First, 0.1 g of MRCM was swelled with distilled water before placing it in a 100 mL conical flask. Water was removed from MRCM using vacuum infiltration. Then, 40 mL methyl orange solution was added to the flask. The mixture was oscillated for 3 h at a specific temperature. In the end, the absorbance of the reaction solution was measured using the UNICO 2102 UV-Vis spectrophotometer at 464 nm. The adsorption capacity can be calculated by the following formula:

$$Q=\frac{(C_0-C)\times V}{W}$$

(22)

where Q (mg/g) is the adsorption capacity, C₀ (mg/L) is the methyl orange concentration before adsorption, C (mg/L) is the methyl orange concentration after adsorption, V (L) is the reaction solution volume, and W (g) is the quantity of MRCM.

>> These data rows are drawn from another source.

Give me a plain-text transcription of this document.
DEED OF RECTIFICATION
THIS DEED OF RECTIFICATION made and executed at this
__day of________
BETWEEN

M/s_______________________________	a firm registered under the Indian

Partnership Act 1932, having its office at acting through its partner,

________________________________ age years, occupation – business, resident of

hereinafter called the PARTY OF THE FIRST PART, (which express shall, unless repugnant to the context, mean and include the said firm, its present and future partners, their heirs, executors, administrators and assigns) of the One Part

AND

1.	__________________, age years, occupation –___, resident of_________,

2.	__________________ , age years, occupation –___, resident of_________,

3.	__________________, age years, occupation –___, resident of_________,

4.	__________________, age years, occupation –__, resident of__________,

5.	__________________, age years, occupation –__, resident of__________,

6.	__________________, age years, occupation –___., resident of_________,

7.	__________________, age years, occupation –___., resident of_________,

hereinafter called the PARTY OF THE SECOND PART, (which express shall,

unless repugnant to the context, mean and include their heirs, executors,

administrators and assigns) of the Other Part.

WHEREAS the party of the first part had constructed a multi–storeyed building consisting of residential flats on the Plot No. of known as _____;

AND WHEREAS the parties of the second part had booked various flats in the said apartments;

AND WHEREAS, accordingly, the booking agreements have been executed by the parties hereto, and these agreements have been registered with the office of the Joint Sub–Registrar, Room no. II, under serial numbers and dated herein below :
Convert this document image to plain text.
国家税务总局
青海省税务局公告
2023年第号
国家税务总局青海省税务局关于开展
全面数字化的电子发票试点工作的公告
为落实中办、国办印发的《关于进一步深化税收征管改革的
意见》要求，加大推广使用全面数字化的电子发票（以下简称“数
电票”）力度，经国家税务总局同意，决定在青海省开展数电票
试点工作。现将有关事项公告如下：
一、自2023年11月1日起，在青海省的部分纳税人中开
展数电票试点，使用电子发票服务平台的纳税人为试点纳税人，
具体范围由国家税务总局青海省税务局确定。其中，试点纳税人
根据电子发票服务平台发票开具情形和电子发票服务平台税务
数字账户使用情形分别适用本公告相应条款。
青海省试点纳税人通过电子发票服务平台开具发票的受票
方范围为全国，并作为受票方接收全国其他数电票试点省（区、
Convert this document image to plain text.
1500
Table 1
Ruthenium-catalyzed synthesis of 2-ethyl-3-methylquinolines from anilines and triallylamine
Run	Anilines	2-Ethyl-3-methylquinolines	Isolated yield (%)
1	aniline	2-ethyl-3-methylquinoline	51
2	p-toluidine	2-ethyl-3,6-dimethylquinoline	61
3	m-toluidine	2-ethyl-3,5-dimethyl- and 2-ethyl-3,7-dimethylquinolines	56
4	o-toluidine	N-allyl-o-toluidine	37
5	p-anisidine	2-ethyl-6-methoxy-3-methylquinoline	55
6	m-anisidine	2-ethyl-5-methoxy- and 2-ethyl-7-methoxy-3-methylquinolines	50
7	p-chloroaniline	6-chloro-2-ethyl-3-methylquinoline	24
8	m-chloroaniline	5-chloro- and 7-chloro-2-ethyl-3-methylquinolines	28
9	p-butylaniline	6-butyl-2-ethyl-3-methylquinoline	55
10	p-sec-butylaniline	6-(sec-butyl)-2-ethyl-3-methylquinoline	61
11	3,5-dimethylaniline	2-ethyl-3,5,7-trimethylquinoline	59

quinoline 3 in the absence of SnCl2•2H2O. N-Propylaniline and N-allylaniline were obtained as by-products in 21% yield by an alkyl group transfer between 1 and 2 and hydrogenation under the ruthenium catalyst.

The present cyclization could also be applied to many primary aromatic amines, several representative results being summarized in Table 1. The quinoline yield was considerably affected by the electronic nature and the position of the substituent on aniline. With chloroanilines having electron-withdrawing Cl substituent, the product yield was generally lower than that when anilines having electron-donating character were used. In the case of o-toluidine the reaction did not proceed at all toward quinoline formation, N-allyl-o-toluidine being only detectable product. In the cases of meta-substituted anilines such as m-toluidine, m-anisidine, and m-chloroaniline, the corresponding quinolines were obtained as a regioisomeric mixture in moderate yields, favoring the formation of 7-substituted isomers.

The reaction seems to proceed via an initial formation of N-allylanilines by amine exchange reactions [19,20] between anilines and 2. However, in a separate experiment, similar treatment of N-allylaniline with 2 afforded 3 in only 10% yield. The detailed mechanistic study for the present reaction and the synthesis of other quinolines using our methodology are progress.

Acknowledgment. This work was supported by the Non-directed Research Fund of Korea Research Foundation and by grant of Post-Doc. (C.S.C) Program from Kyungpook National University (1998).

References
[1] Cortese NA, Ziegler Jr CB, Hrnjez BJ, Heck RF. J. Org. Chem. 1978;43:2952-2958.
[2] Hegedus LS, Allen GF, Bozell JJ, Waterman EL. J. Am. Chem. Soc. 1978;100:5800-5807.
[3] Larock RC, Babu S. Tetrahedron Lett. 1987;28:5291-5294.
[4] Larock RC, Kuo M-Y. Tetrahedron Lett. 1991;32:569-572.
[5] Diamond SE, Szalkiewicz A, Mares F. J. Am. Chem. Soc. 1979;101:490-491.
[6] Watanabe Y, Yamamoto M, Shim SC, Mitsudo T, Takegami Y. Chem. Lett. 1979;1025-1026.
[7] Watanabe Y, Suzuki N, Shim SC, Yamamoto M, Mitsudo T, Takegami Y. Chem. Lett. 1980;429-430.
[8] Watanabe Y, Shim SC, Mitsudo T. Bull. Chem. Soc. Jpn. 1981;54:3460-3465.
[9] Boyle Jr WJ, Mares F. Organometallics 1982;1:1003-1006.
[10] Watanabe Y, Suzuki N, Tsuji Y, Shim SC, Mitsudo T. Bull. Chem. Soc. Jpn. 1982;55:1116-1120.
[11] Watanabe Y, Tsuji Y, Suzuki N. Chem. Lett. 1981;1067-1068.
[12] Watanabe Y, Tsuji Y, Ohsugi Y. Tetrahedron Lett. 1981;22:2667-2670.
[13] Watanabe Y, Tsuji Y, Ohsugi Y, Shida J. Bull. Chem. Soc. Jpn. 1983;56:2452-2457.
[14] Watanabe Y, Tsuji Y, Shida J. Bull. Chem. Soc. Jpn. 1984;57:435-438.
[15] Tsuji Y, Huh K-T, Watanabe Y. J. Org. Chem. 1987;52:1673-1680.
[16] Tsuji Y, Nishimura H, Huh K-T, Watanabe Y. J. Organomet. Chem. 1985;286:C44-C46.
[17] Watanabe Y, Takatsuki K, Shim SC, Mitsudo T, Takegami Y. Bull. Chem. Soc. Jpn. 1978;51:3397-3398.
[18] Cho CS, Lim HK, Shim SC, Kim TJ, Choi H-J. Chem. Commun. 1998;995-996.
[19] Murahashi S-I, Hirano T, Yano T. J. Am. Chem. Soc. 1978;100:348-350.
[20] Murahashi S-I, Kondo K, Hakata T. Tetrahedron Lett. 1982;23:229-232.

3.5. Batch Adsorption Studies

The adsorption of 40 mL methyl orange solutions of 50–500 mg/L concentrations using 0.1 g MRCM was carried out at 293, 303, 313, 323, and 333 K for a certain time and pH (3–11). Upon the completion of the reaction, the absorbance of the reaction solution was measured at 464 nm, and the equilibrium adsorption capacity was calculated. Then, the influencing factors and thermodynamic properties of the adsorption were evaluated.

3.6. Kinetic Studies

First, 40 mL of methyl orange solution (50 mg/L) was added to 0.1 g MRCM in a pre-cleaned 50 mL conical flask. The mixture was oscillated in a water bath (75 r/min) at 303 K. The absorbance of the solution was determined, and the adsorption capacity was estimated after a predetermined contact time.

3.7. Statistical Analysis

All experiments were performed in triplicate and data were expressed as means and standard deviations. The SPSS Statistics 17.0 software was used to analyze the variance of the results with the method of least significant difference (LSD).

4. Conclusions

On the basis of the study of the physical properties, swelling properties, magnetic stability, and regeneration of MRCM, the isothermal adsorption model, thermodynamics, and kinetics of methyl orange onto MRCM were investigated in this paper. According to the physicochemical properties of MRCM, MRCM is a type of porous, black spherical, water-absorbent, and swelling resin and has exchange capacity of weak base. When applied to solutions with pH greater than 2.0, the magnetic particles in MRCM are stable. Moreover, MRCM has the ability to be reused at least five times. The batch adsorption studies showed that the adsorption capacities increase with the contact time, temperature, and the initial concentration of methyl orange. However, it changes slightly in the solution with different pH, from 3 to 9. The Langmuir isotherm adsorption model better describes the adsorption mechanism MRCM adsorption of methyl orange. The results of adsorption thermodynamics showed that the adsorption was thermodynamically endothermic and spontaneous. In addition, the results of adsorption kinetics revealed that the adsorption was controlled by liquid–film diffusion dynamics, following the pseudo-second-order kinetic model. Thus, it is concluded that MRCM is suitable for the removal of methyl orange dyes from water in terms of its physical and chemical properties and adsorption thermodynamics. In addition, it is hopeful to develop MRCM as a type of sorbent for removing cationic dyes similar to methyl orange from water because MRCM is an environment-friendly sorbent and can be regenerated and reused. In a word, this study is beneficial for promoting further research for toxic dyestuffs pollution control. In future research, magnetic chitosan microspheres with different functional groups grafted on MRCM will be developed, and it is expected to extend its application to adsorption of heavy metals, anion/cation dyes, active substances, immobilized enzymes, and other fields.